Wait a minute: A close game, and we lost? Not possible. Sadly enough, the Buccaneers were unable to complete their fifth 4th quarter comeback of the season and fell 27-21 to the Atlanta Falcons in the Georgia Dome. The Bucs spotted their opponents a 14 point lead in the first quarter, only to close the gap numerous times that eventually culminated in the game's final drive. However they were unable to close the deal and complete the fightback and fell to 5-3 on the season. There were plenty of talking points from the game against the Falcons, so let's take a look at how each unit fared in Sunday's narrow defeat.
Considering the amount of time the Bucs had to work with, the offense performed admirably well in a hostile road atmosphere. Although Josh Freeman threw a pair of interceptions that made the task of overcoming a double-digit deficit even more difficult, they were able to move the football down the field with relative ease. All in all, the offensive line did well and there is little to criticize from the unit as a whole. I rarely attack referees and calls, but there was a call near the end of the game that may have changed the outcome. The pass interference call that set up the Bucs at the 11 clearly occurred at about the 5 yard line.
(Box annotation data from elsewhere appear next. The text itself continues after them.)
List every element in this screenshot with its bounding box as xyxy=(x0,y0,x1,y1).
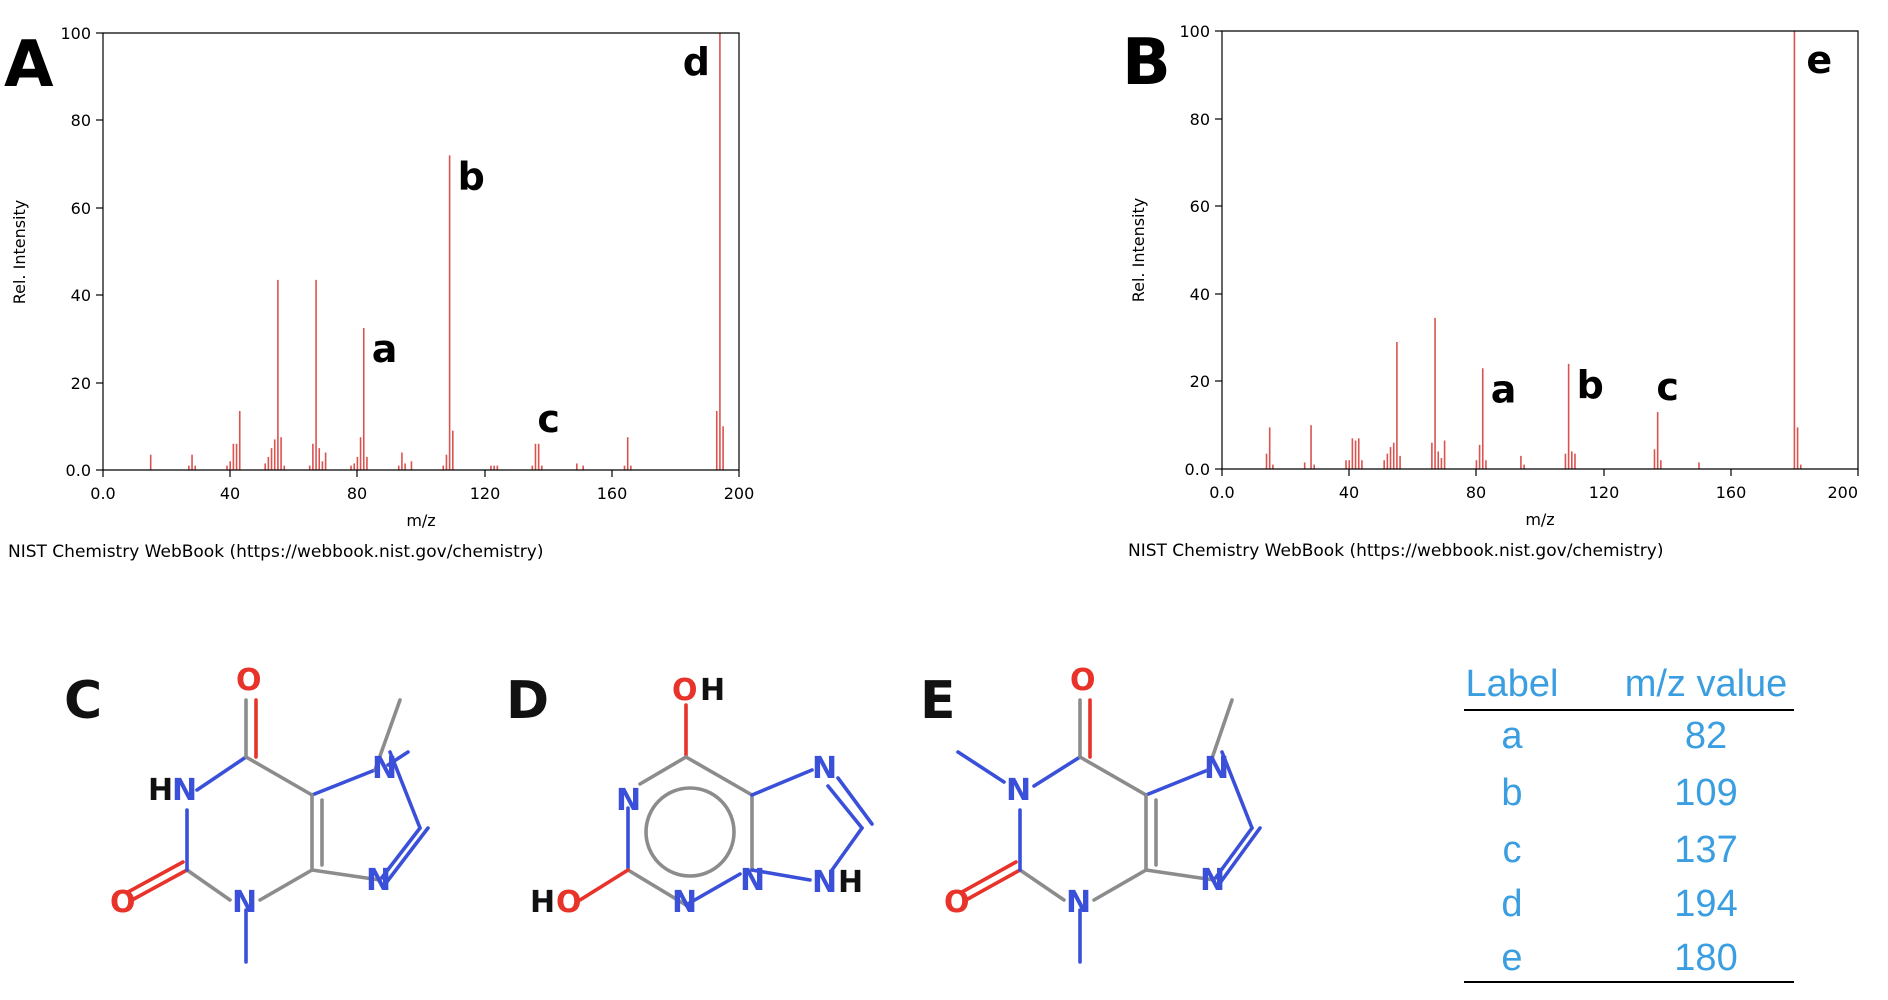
atom-o: O xyxy=(110,885,136,920)
peak-label-e: e xyxy=(1806,38,1832,82)
x-tick-label: 80 xyxy=(1466,483,1486,502)
chart-b-frame xyxy=(1221,30,1859,470)
x-tick-label: 0.0 xyxy=(1209,483,1234,502)
table-cell-value: 82 xyxy=(1685,715,1727,757)
chart-b-annotations: a b c e xyxy=(1491,38,1832,411)
table-cell-value: 109 xyxy=(1674,772,1737,814)
atom-n: N xyxy=(1200,863,1225,898)
table-cell-label: d xyxy=(1501,883,1522,925)
peak-label-b: b xyxy=(1577,363,1604,407)
peak-label-c: c xyxy=(1656,365,1679,409)
atom-h: H xyxy=(148,773,173,808)
x-tick-label: 0.0 xyxy=(90,484,115,503)
source-note-b: NIST Chemistry WebBook (https://webbook.… xyxy=(1128,541,1663,561)
table-cell-value: 137 xyxy=(1674,829,1737,871)
table-header-value: m/z value xyxy=(1625,663,1788,705)
x-tick-label: 40 xyxy=(1339,483,1359,502)
atom-n: N xyxy=(672,885,697,920)
atom-n: N xyxy=(172,773,197,808)
chart-a-x-ticks: 0.0 40 80 120 160 200 xyxy=(90,470,754,503)
y-tick-label: 0.0 xyxy=(1185,460,1210,479)
y-tick-label: 40 xyxy=(71,286,91,305)
structure-c: C O N H N O N N xyxy=(64,663,430,964)
chart-a-frame xyxy=(102,32,740,471)
y-tick-label: 20 xyxy=(71,374,91,393)
peak-label-a: a xyxy=(1491,367,1517,411)
chart-a-annotations: a b c d xyxy=(372,40,710,441)
y-tick-label: 80 xyxy=(71,111,91,130)
structure-d-bonds xyxy=(578,703,874,907)
y-tick-label: 80 xyxy=(1190,110,1210,129)
y-tick-label: 60 xyxy=(71,199,91,218)
peak-label-d: d xyxy=(683,40,710,84)
atom-n: N xyxy=(232,885,257,920)
structure-c-bonds xyxy=(126,698,430,964)
mz-table: Label m/z value a 82 b 109 c 137 d 194 e… xyxy=(1464,663,1794,983)
structure-d: D O H N N N H O H N N xyxy=(506,671,874,920)
chart-b: B a b c e 0.0 40 80 120 160 200 0.0 20 xyxy=(1122,22,1859,561)
panel-label-b: B xyxy=(1122,26,1171,100)
y-tick-label: 100 xyxy=(60,24,91,43)
atom-n: N xyxy=(740,863,765,898)
x-tick-label: 120 xyxy=(470,484,501,503)
atom-n: N xyxy=(812,751,837,786)
atom-n: N xyxy=(616,783,641,818)
table-cell-label: c xyxy=(1503,829,1522,871)
x-tick-label: 200 xyxy=(1827,483,1858,502)
x-tick-label: 80 xyxy=(347,484,367,503)
x-tick-label: 120 xyxy=(1589,483,1620,502)
table-cell-value: 180 xyxy=(1674,937,1737,979)
atom-n: N xyxy=(372,751,397,786)
atom-n: N xyxy=(1066,885,1091,920)
chart-b-bars xyxy=(1265,31,1802,469)
peak-label-b: b xyxy=(458,154,485,198)
atom-h: H xyxy=(700,673,725,708)
aromatic-ring xyxy=(644,786,736,878)
atom-o: O xyxy=(672,673,698,708)
y-tick-label: 60 xyxy=(1190,197,1210,216)
x-axis-title: m/z xyxy=(1525,510,1554,529)
peak-label-c: c xyxy=(537,397,560,441)
structure-label-c: C xyxy=(64,671,102,731)
peak-label-a: a xyxy=(372,327,398,371)
table-cell-value: 194 xyxy=(1674,883,1737,925)
atom-o: O xyxy=(236,663,262,698)
chart-a-bars xyxy=(149,33,724,470)
structure-e: E O N N O N N xyxy=(920,663,1262,964)
y-tick-label: 20 xyxy=(1190,372,1210,391)
x-tick-label: 40 xyxy=(220,484,240,503)
x-tick-label: 160 xyxy=(1716,483,1747,502)
y-tick-label: 0.0 xyxy=(66,461,91,480)
table-cell-label: a xyxy=(1501,715,1523,757)
atom-o: O xyxy=(1070,663,1096,698)
atom-n: N xyxy=(366,863,391,898)
x-tick-label: 160 xyxy=(597,484,628,503)
y-axis-title: Rel. Intensity xyxy=(10,200,29,305)
x-axis-title: m/z xyxy=(406,511,435,530)
structure-e-bonds xyxy=(956,698,1262,964)
atom-h: H xyxy=(838,865,863,900)
y-axis-title: Rel. Intensity xyxy=(1129,198,1148,303)
panel-label-a: A xyxy=(4,28,54,102)
chart-b-x-ticks: 0.0 40 80 120 160 200 xyxy=(1209,469,1859,502)
chart-a: A a b c d 0.0 40 80 120 160 200 0.0 20 xyxy=(4,24,754,562)
x-tick-label: 200 xyxy=(724,484,755,503)
chart-a-y-ticks: 0.0 20 40 60 80 100 xyxy=(60,24,103,480)
atom-n: N xyxy=(1204,751,1229,786)
table-cell-label: e xyxy=(1501,937,1522,979)
chart-b-y-ticks: 0.0 20 40 60 80 100 xyxy=(1179,22,1222,479)
atom-n: N xyxy=(812,865,837,900)
structure-label-d: D xyxy=(506,671,549,731)
structure-label-e: E xyxy=(920,671,956,731)
table-cell-label: b xyxy=(1501,772,1522,814)
atom-h: H xyxy=(530,885,555,920)
atom-o: O xyxy=(556,885,582,920)
source-note-a: NIST Chemistry WebBook (https://webbook.… xyxy=(8,542,543,562)
atom-n: N xyxy=(1006,773,1031,808)
y-tick-label: 100 xyxy=(1179,22,1210,41)
atom-o: O xyxy=(944,885,970,920)
table-header-label: Label xyxy=(1466,663,1559,705)
y-tick-label: 40 xyxy=(1190,285,1210,304)
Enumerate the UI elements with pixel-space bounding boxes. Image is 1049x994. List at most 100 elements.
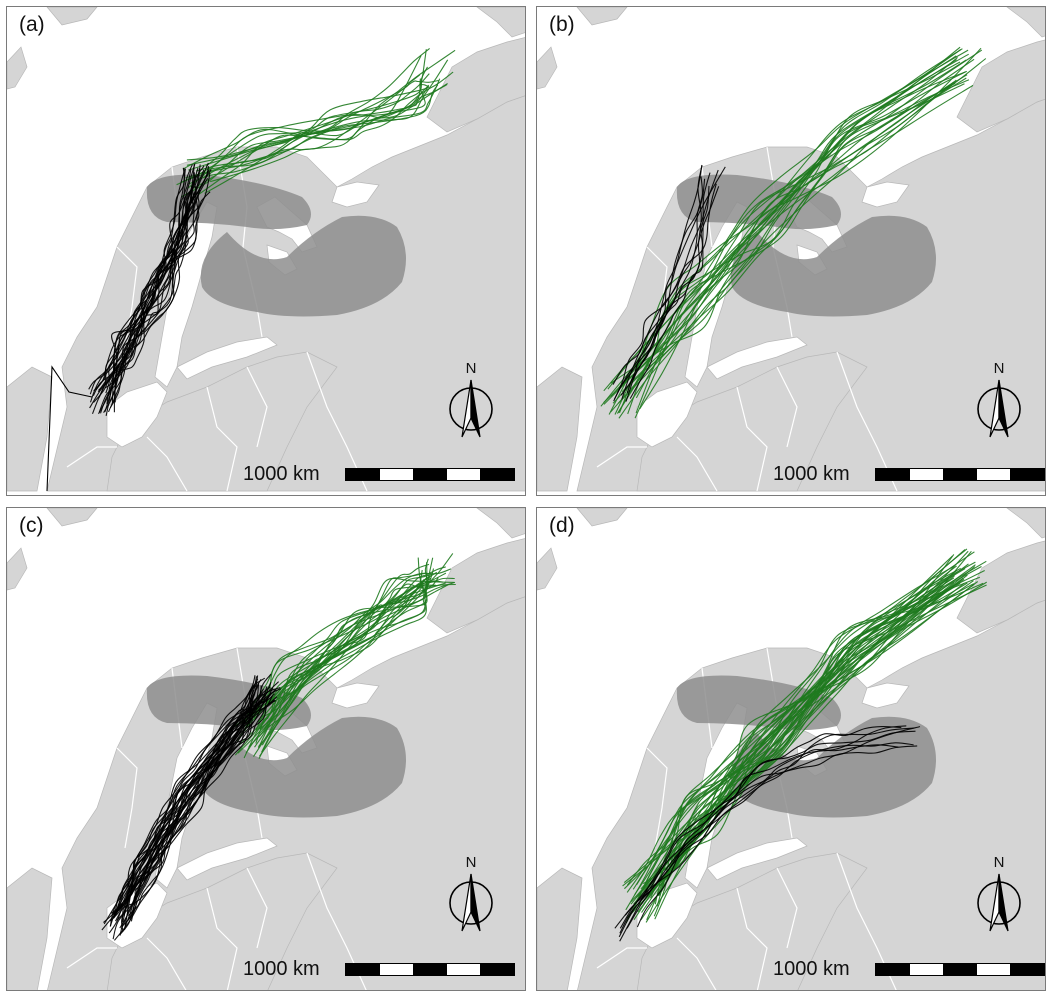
map-svg	[537, 508, 1045, 990]
country-border	[66, 446, 117, 468]
black-tracks	[612, 164, 726, 402]
north-label: N	[465, 854, 477, 871]
migration-track-green	[635, 58, 975, 399]
migration-track-black	[618, 726, 921, 938]
land-polygon	[537, 366, 583, 492]
country-border	[66, 947, 117, 969]
black-tracks	[101, 673, 282, 941]
migration-track-green	[188, 47, 430, 171]
country-border	[246, 867, 268, 949]
migration-track-black	[619, 726, 902, 942]
map-panel-a: (a) N 1000 km	[6, 6, 526, 496]
green-tracks	[176, 47, 456, 198]
land-polygon	[7, 46, 28, 90]
scale-bar	[345, 963, 515, 976]
water-polygon	[861, 181, 910, 208]
migration-track-green	[639, 79, 957, 410]
migration-track-black	[109, 188, 193, 402]
north-arrow-icon: N	[441, 360, 501, 442]
country-border	[246, 366, 268, 448]
north-label: N	[993, 360, 1005, 377]
migration-track-black	[101, 693, 275, 931]
land-polygon	[1006, 508, 1045, 539]
migration-track-black	[106, 164, 195, 405]
migration-track-black	[89, 169, 210, 395]
migration-track-green	[654, 576, 950, 920]
range-area	[200, 716, 406, 818]
water-polygon	[176, 837, 278, 881]
migration-track-green	[205, 83, 448, 167]
migration-track-green	[640, 577, 955, 906]
map-svg	[7, 508, 525, 990]
land-polygon	[956, 39, 1045, 133]
north-arrow-graphic	[449, 873, 493, 932]
map-panel-b: (b) N 1000 km	[536, 6, 1046, 496]
map-panel-c: (c) N 1000 km	[6, 507, 526, 991]
migration-track-green	[182, 55, 422, 170]
migration-track-black	[104, 187, 193, 389]
migration-track-green	[646, 582, 968, 921]
migration-track-black	[107, 164, 193, 413]
north-arrow-icon: N	[969, 854, 1029, 936]
land-polygon	[956, 540, 1045, 634]
migration-track-black	[98, 191, 211, 415]
land-polygon	[46, 508, 98, 527]
land-polygon	[7, 547, 28, 591]
range-area	[730, 716, 936, 818]
land-polygon	[1006, 7, 1045, 38]
land-polygon	[46, 7, 98, 26]
migration-track-green	[626, 560, 987, 893]
country-border	[776, 366, 798, 448]
scale-bar	[345, 468, 515, 481]
migration-track-black	[92, 167, 186, 396]
country-border	[676, 937, 717, 990]
water-polygon	[706, 336, 808, 380]
migration-track-black	[46, 365, 93, 492]
country-border	[596, 446, 647, 468]
migration-track-green	[242, 577, 439, 724]
migration-track-green	[186, 59, 449, 161]
migration-track-green	[634, 53, 969, 419]
scale-label: 1000 km	[773, 463, 850, 485]
north-arrow-graphic	[977, 873, 1021, 932]
north-label: N	[465, 360, 477, 377]
water-polygon	[106, 381, 168, 448]
green-tracks	[226, 553, 456, 759]
scale-label: 1000 km	[773, 958, 850, 980]
migration-track-black	[123, 686, 281, 930]
land-polygon	[576, 7, 628, 26]
land-polygon	[426, 37, 525, 133]
migration-track-black	[619, 745, 918, 934]
country-border	[116, 747, 138, 849]
migration-track-black	[88, 164, 201, 390]
north-arrow-graphic	[977, 379, 1021, 438]
land-polygon	[576, 508, 628, 527]
panel-label: (b)	[549, 13, 575, 36]
migration-track-black	[621, 186, 720, 400]
north-arrow-graphic	[449, 379, 493, 438]
scale-bar	[875, 468, 1045, 481]
black-tracks	[614, 725, 921, 942]
migration-track-black	[632, 172, 711, 380]
migration-track-green	[188, 84, 439, 185]
migration-track-green	[248, 576, 428, 748]
migration-track-green	[624, 586, 953, 890]
country-border	[646, 747, 668, 849]
migration-track-green	[245, 577, 455, 754]
migration-track-green	[616, 61, 961, 414]
migration-track-green	[621, 83, 965, 393]
range-area	[200, 215, 406, 317]
land-polygon	[7, 867, 53, 990]
migration-track-green	[261, 582, 422, 753]
scale-bar	[875, 963, 1045, 976]
migration-track-black	[109, 176, 195, 408]
migration-track-green	[258, 570, 428, 759]
migration-track-green	[238, 566, 446, 746]
scale-label: 1000 km	[243, 958, 320, 980]
migration-track-green	[622, 576, 981, 887]
range-area	[730, 215, 936, 317]
migration-track-green	[257, 583, 456, 749]
country-border	[206, 386, 238, 492]
migration-track-green	[618, 58, 987, 419]
green-tracks	[622, 548, 987, 923]
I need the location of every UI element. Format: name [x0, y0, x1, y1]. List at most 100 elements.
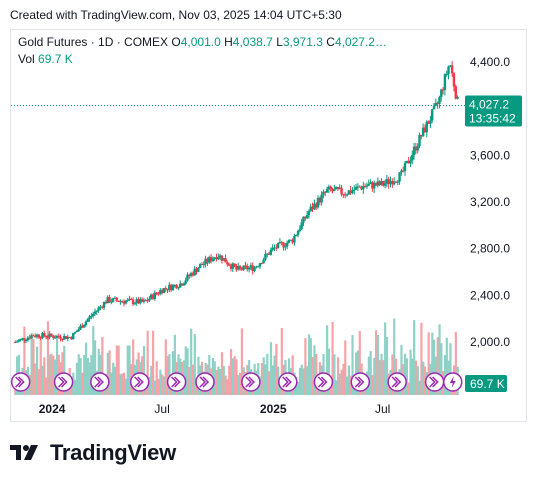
dividend-arrow-icon[interactable] [53, 372, 74, 392]
candle-body [258, 263, 262, 267]
candle-body [454, 86, 457, 99]
volume-bar [422, 361, 425, 395]
candle-body [77, 329, 80, 332]
volume-legend: Vol 69.7 K [18, 52, 73, 66]
candle-body [287, 239, 291, 243]
candle-body [447, 66, 450, 74]
volume-bar [411, 358, 414, 395]
candle-body [198, 264, 202, 269]
candle-body [106, 297, 109, 304]
candle-body [427, 121, 430, 124]
candle-body [365, 185, 369, 187]
volume-bar [351, 335, 354, 395]
candle-body [215, 257, 218, 260]
dividend-arrow-icon[interactable] [90, 372, 110, 392]
candle-body [285, 242, 289, 247]
dividend-arrow-icon[interactable] [350, 372, 371, 392]
dividend-arrow-icon[interactable] [424, 372, 445, 392]
chart-frame[interactable] [10, 29, 527, 422]
dividend-arrow-icon[interactable] [313, 372, 334, 392]
candle-body [343, 194, 347, 196]
candle-body [353, 189, 356, 191]
volume-bar [219, 369, 222, 395]
candle-body [441, 89, 445, 91]
volume-bar [418, 380, 421, 395]
candle-body [411, 155, 414, 161]
dividend-arrow-icon[interactable] [387, 372, 407, 392]
volume-bar [440, 343, 443, 395]
candle-body [164, 288, 167, 290]
volume-tag-value: 69.7 K [470, 377, 505, 391]
x-tick-label: Jul [154, 402, 169, 416]
candle-body [61, 338, 64, 340]
candle-body [110, 301, 113, 303]
candle-body [383, 183, 387, 186]
dividend-arrow-icon[interactable] [166, 372, 187, 392]
volume-tag [465, 375, 507, 392]
candle-body [314, 203, 318, 208]
candle-body [91, 313, 95, 316]
candle-body [186, 274, 189, 281]
candle-body [251, 265, 254, 271]
candle-body [111, 298, 115, 302]
price-tag-value: 4,027.2 [469, 97, 509, 111]
volume-bar [188, 367, 191, 395]
candle-body [425, 121, 428, 133]
dividend-arrow-icon[interactable] [129, 372, 150, 392]
volume-bar [315, 353, 318, 395]
dividend-arrow-icon[interactable] [10, 372, 31, 392]
candle-body [184, 280, 187, 284]
candle-body [128, 298, 131, 300]
candle-body [41, 332, 44, 339]
footer-brand-name: TradingView [50, 440, 176, 465]
candle-body [17, 340, 21, 342]
candle-body [26, 337, 30, 340]
volume-bar [142, 345, 146, 395]
candle-body [389, 180, 392, 185]
lightning-icon[interactable] [442, 372, 463, 392]
candle-body [269, 250, 273, 255]
candle-body [188, 274, 191, 277]
candle-body [385, 179, 389, 184]
volume-bar [335, 380, 338, 395]
volume-bar [273, 355, 276, 395]
candle-body [429, 120, 432, 124]
close-label: C [326, 35, 335, 49]
dividend-arrow-icon[interactable] [278, 372, 298, 392]
volume-bar [35, 346, 39, 395]
candle-body [88, 316, 91, 320]
candle-body [149, 294, 153, 299]
candle-body [371, 182, 374, 189]
volume-bar [83, 355, 86, 395]
price-chart[interactable]: 4,400.0 3,600.0 3,200.0 2,800.0 2,400.0 2,000… [0, 0, 537, 430]
volume-bar [220, 352, 224, 395]
volume-bar [110, 372, 113, 395]
candle-body [139, 299, 142, 304]
volume-bar [431, 332, 434, 395]
candle-body [300, 222, 303, 230]
volume-bar [311, 357, 314, 395]
candle-body [55, 335, 59, 338]
dividend-arrow-icon[interactable] [241, 372, 261, 392]
volume-bar [161, 374, 164, 395]
candle-body [356, 186, 360, 188]
candle-body [382, 181, 385, 186]
candle-body [28, 337, 31, 339]
candle-body [293, 235, 296, 243]
candle-body [358, 186, 361, 188]
ohlc-legend: Gold Futures · 1D · COMEX O4,001.0 H4,03… [18, 35, 387, 49]
x-tick-label: Jul [375, 402, 390, 416]
volume-bar [123, 372, 126, 395]
volume-bar [269, 342, 273, 395]
volume-bar [222, 365, 225, 395]
candle-body [70, 337, 73, 340]
candle-body [380, 181, 383, 186]
dividend-arrow-icon[interactable] [195, 372, 215, 392]
volume-bar [407, 382, 410, 395]
open-value: 4,001.0 [180, 35, 221, 49]
candle-body [322, 191, 325, 195]
candle-body [253, 267, 256, 271]
candle-body [104, 301, 108, 304]
volume-bar [376, 334, 380, 395]
candle-body [206, 258, 209, 263]
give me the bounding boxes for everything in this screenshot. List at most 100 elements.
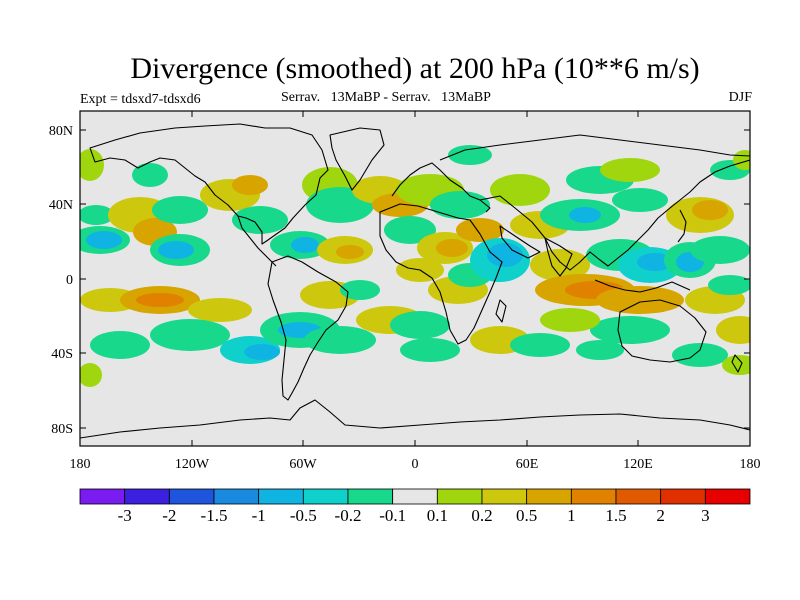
divergence-patch [690,236,750,264]
coast-south-america [267,255,349,401]
colorbar-swatch [392,488,438,505]
divergence-patch [80,205,114,225]
x-tick-120w: 120W [175,457,210,472]
coast-madagascar [495,299,507,323]
divergence-patch [576,340,624,360]
x-tick-120e: 120E [623,457,653,472]
divergence-patch [158,241,194,259]
divergence-patch [291,237,319,253]
y-axis [80,129,750,429]
divergence-patch [304,326,376,354]
colorbar-swatch [258,488,304,505]
y-tick-80s: 80S [51,422,73,437]
coast-africa [379,203,503,345]
divergence-patch [188,298,252,322]
colorbar-label: -0.5 [290,506,317,525]
coast-australia [617,299,707,363]
colorbar-swatch [168,488,215,505]
colorbar-swatch [615,488,662,505]
coastlines [80,123,750,439]
y-tick-80n: 80N [49,124,73,139]
colorbar-swatch [481,488,528,505]
colorbar-swatch [302,488,349,505]
divergence-patch [430,191,490,219]
divergence-patch [90,331,150,359]
divergence-patch [384,216,436,244]
x-tick-0: 0 [412,457,419,472]
divergence-patch [637,253,673,271]
colorbar-label: -1.5 [201,506,228,525]
divergence-patch [150,319,230,351]
experiment-label: Expt = tdsxd7-tdsxd6 [80,92,201,107]
colorbar-label: -0.1 [379,506,406,525]
divergence-patch [708,275,750,295]
divergence-patch [86,231,122,249]
colorbar-label: 3 [701,506,710,525]
colorbar-label: 1.5 [605,506,626,525]
coast-arctic-asia [439,134,750,161]
plot-title: Divergence (smoothed) at 200 hPa (10**6 … [130,52,700,85]
colorbar-swatch [79,488,126,505]
divergence-patch [600,158,660,182]
x-tick-labels: 180 120W 60W 0 60E 120E 180 [70,457,761,472]
colorbar-label: 0.1 [427,506,448,525]
divergence-patch [152,196,208,224]
divergence-patch [400,338,460,362]
divergence-patch [244,344,280,360]
divergence-patch [456,218,504,242]
divergence-patch [590,316,670,344]
divergence-patch [596,286,684,314]
x-tick-180w: 180 [70,457,91,472]
coast-greenland [329,127,385,191]
colorbar-label: -0.2 [335,506,362,525]
divergence-patch [132,163,168,187]
coast-north-america [89,123,329,245]
divergence-patch [490,174,550,206]
coast-japan [677,209,687,243]
divergence-patch [436,239,468,257]
divergence-patch [672,343,728,367]
divergence-patch [569,207,601,223]
colorbar-label: 1 [567,506,576,525]
x-axis [79,111,751,446]
colorbar-label: -2 [162,506,176,525]
y-tick-0: 0 [66,273,73,288]
divergence-patch [136,293,184,307]
divergence-field [80,145,750,387]
divergence-patch [540,308,600,332]
coast-asia [479,159,750,271]
divergence-patch [612,188,668,212]
x-tick-60e: 60E [516,457,539,472]
coast-antarctica [80,399,750,439]
coast-maritime-continent [594,279,691,293]
divergence-patch [733,150,750,170]
divergence-patch [232,206,288,234]
colorbar-swatch [526,488,572,505]
colorbar-label: 0.2 [471,506,492,525]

I watched the replay numerous times and cannot see how the referees could place it at the 11. If anyone can correct me I'd like to hear the justification. This is a major difference, and of course something neither commentator picked up this clear error. Although this was one of Freeman's worst games this season, he was able to lead the team down at the end of the game and give them a chance to win in the 4th quarter. He also made a number of big plays, including a perfect throw to Michael Spurlock while backed up at the 1 yard line. The running game was disappointing, but because the Falcons held the football for so long it's understandable. The Bucs only ran 50 plays on offense, compared to 69 for Atlanta. I think offensive coordinator Greg Olsen has found a perfect balance between his running backs. LeGarrette Blount continues to get most of the carries while Carnell Williams gets a handful of attempts while doing an excellent job in pass protection.
Yet another enigmatic performance by the Buccaneers defense. They had major issues stopping the Falcons offense in the first half (the issue being they couldn't stop them at all) and the only reason why the game was close at halftime was because Atlanta ran a ball control offense that aimed at wearing the defense down over the course of a long drive. However as the game went on the Bucs were able to get a few stops when the Falcons threatened to add to their lead. The pass rush was nonexistent, and the sack total remains at 6 through 8 games this season. They were unable to stop Michael Turner from churning out the necessary yards on each play, which was invaluable from a Falcons point of view because his runs constantly extended drives. The Buccaneers will have to do better the next time these two teams meet. The defense should face a much easier task next week against a severely weakened Carolina Panthers squad.
Special Teams: A
Great bounce back effort from the special teams unit. The coverages were solid and there were no snafu's in the kicking game. The star of the game for the Buccaneers on Sunday has to be Michael Spurlock. His big time returns kept the team in contention when it appeared that the Falcons were about to put the game away. The Falcons sported a solid special teams group entering the game, and the Buccaneers were a threat on returns all afternoon. The attempted onside kick almost worked, and was certainly a gutsy decision at that point in the game. Although the game turned into a field position battle after that, its understandable to take a risk considering how the game was evolving. The Bucs had yet to prove they could stop Atlanta from putting up points, so coaching tried to get the ball back to the offense in an attempt to grab the lead. Overall, easily the unit's best performance of the season.
At the end of the day, the Buccaneers had a great chance to move to 6-2. They trailed by 6 points and had the ball at the 11 yard line on first down with about 3 minutes left. I would have certainly signed up with this scenario before this game started. Bucs Nation wanted to see the Buccaneers compete with one of the big boys of the conference and they did just that. Questioning the playcall, execution, etc. is a waste of energy at this point. The media will continue to write about how much more they know than the coaches and players of course, completely ignoring the fact most in the organization put in thousands of hours in an attempt to perfect their craft. Point being, the Bucs are working as hard as any team in the league to field a competitive team to make their town proud (within a very limited budget), and this is exactly what they are doing at this point in time.
There are a few questions I want to pose to Bucs Nation. In the second half of 2009, the defensive performance improved in a major way in comparison to the first half, giving up about 21 points over the season's final 8 games. However the Bucs are currently yielding about 24 points per game halfway through 2010. How would Bucs Nation compare last year's defense to this years? Has any progress been made? Regression? Is the offense stepping up masking the teams defensive weaknesses?